(a) What is the centripetal acceleration of an object on the Earth's equator due to the rotation of Earth?
(b) What would the Earth's rotation period have to be for objects on the equator to have a centripetal acceleration equal to 9.8 m/s2?
To find the answers to these questions, we need to consider the concepts of centripetal acceleration and the rotation of the Earth.
(a) The centripetal acceleration of an object at the Earth's equator can be calculated using the formula:
a = (v^2) / r
where:
- "a" is the centripetal acceleration,
- "v" is the linear velocity of the object,
- "r" is the radius of the Earth.
To find the linear velocity, we can use the formula:
v = (2πr) / T
where:
- "T" is the rotation period of the Earth.
Substituting the value of linear velocity into the centripetal acceleration formula, we get:
a = ((2πr / T)^2) / r
Simplifying further, we get:
a = (4π^2r) / T^2
The radius of the Earth, "r," is approximately 6371 kilometers or 6371000 meters.

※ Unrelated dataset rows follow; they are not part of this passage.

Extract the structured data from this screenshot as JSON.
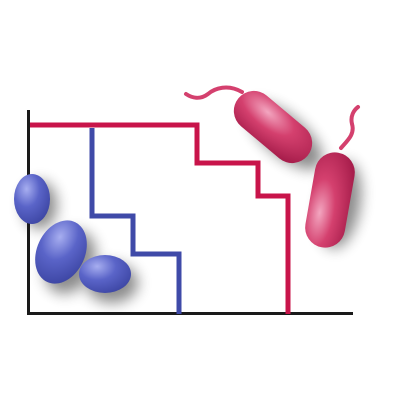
{
  "colors": {
    "background": "#ffffff",
    "axis": "#1a1a1a",
    "curve_red": "#c8144a",
    "curve_blue": "#3f4aa8",
    "bacterium_red": "#d4406e",
    "bacterium_red_highlight": "#f3a6c0",
    "bacterium_red_dark": "#a81e4c",
    "cocci_blue": "#5a64c8",
    "cocci_blue_highlight": "#a7aef0",
    "cocci_blue_dark": "#3a43a0",
    "shadow": "#000000"
  },
  "icons": {
    "red_organism": "rod-bacterium-icon",
    "blue_organism": "coccus-icon"
  }
}
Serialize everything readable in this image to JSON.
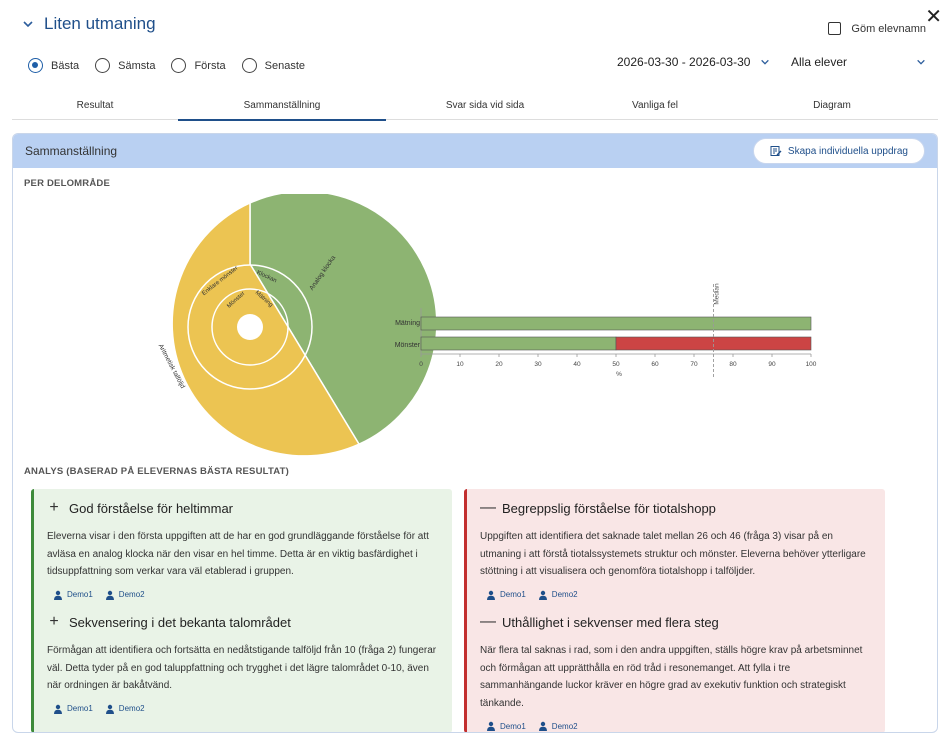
{
  "header": {
    "title": "Liten utmaning",
    "hide_names_label": "Göm elevnamn",
    "close_symbol": "✕"
  },
  "filters": {
    "radios": [
      {
        "label": "Bästa",
        "selected": true
      },
      {
        "label": "Sämsta",
        "selected": false
      },
      {
        "label": "Första",
        "selected": false
      },
      {
        "label": "Senaste",
        "selected": false
      }
    ],
    "date_range": "2026-03-30 - 2026-03-30",
    "students": "Alla elever"
  },
  "tabs": [
    "Resultat",
    "Sammanställning",
    "Svar sida vid sida",
    "Vanliga fel",
    "Diagram"
  ],
  "active_tab": 1,
  "card": {
    "title": "Sammanställning",
    "create_button": "Skapa individuella uppdrag"
  },
  "per_area_label": "PER DELOMRÅDE",
  "sunburst": {
    "inner": [
      {
        "label": "Mätning",
        "color": "#8db472"
      },
      {
        "label": "Mönster",
        "color": "#ecc452"
      }
    ],
    "middle": [
      {
        "label": "Klockan",
        "color": "#8db472"
      },
      {
        "label": "Enklare mönster",
        "color": "#ecc452"
      }
    ],
    "outer": [
      {
        "label": "Analog klocka",
        "color": "#8db472"
      },
      {
        "label": "Aritmetisk talföljd",
        "color": "#ecc452"
      }
    ]
  },
  "chart_data": {
    "type": "bar",
    "orientation": "horizontal",
    "stacked": true,
    "categories": [
      "Mätning",
      "Mönster"
    ],
    "series": [
      {
        "name": "",
        "color": "#8db472",
        "values": [
          100,
          50
        ]
      },
      {
        "name": "",
        "color": "#cc4444",
        "values": [
          0,
          50
        ]
      }
    ],
    "xlim": [
      0,
      100
    ],
    "xticks": [
      "0",
      "10",
      "20",
      "30",
      "40",
      "50",
      "60",
      "70",
      "80",
      "90",
      "100"
    ],
    "xlabel": "%",
    "median_label": "Median",
    "median_value": 75
  },
  "analysis_label": "ANALYS (BASERAD PÅ ELEVERNAS BÄSTA RESULTAT)",
  "strengths": [
    {
      "sign": "+",
      "title": "God förståelse för heltimmar",
      "text": "Eleverna visar i den första uppgiften att de har en god grundläggande förståelse för att avläsa en analog klocka när den visar en hel timme. Detta är en viktig basfärdighet i tidsuppfattning som verkar vara väl etablerad i gruppen.",
      "students": [
        "Demo1",
        "Demo2"
      ]
    },
    {
      "sign": "+",
      "title": "Sekvensering i det bekanta talområdet",
      "text": "Förmågan att identifiera och fortsätta en nedåtstigande talföljd från 10 (fråga 2) fungerar väl. Detta tyder på en god taluppfattning och trygghet i det lägre talområdet 0-10, även när ordningen är bakåtvänd.",
      "students": [
        "Demo1",
        "Demo2"
      ]
    }
  ],
  "weaknesses": [
    {
      "sign": "—",
      "title": "Begreppslig förståelse för tiotalshopp",
      "text": "Uppgiften att identifiera det saknade talet mellan 26 och 46 (fråga 3) visar på en utmaning i att förstå tiotalssystemets struktur och mönster. Eleverna behöver ytterligare stöttning i att visualisera och genomföra tiotalshopp i talföljder.",
      "students": [
        "Demo1",
        "Demo2"
      ]
    },
    {
      "sign": "—",
      "title": "Uthållighet i sekvenser med flera steg",
      "text": "När flera tal saknas i rad, som i den andra uppgiften, ställs högre krav på arbetsminnet och förmågan att upprätthålla en röd tråd i resonemanget. Att fylla i tre sammanhängande luckor kräver en högre grad av exekutiv funktion och strategiskt tänkande.",
      "students": [
        "Demo1",
        "Demo2"
      ]
    }
  ]
}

(b) Given that the centripetal acceleration, "a," is equal to 9.8 m/s^2, we can solve for the rotation period, "T," using the same equation:
9.8 = (4π^2 * 6371000) / T^2
Rearranging the equation, we get:
T^2 = (4π^2 * 6371000) / 9.8
Taking the square root of both sides gives us the rotation period, T.
To find the numerical value, you can substitute the values into a calculator.
By following these steps, you can find the centripetal acceleration at the Earth's equator due to its rotation and determine the rotation period required for objects on the equator to have a centripetal acceleration of 9.8 m/s^2.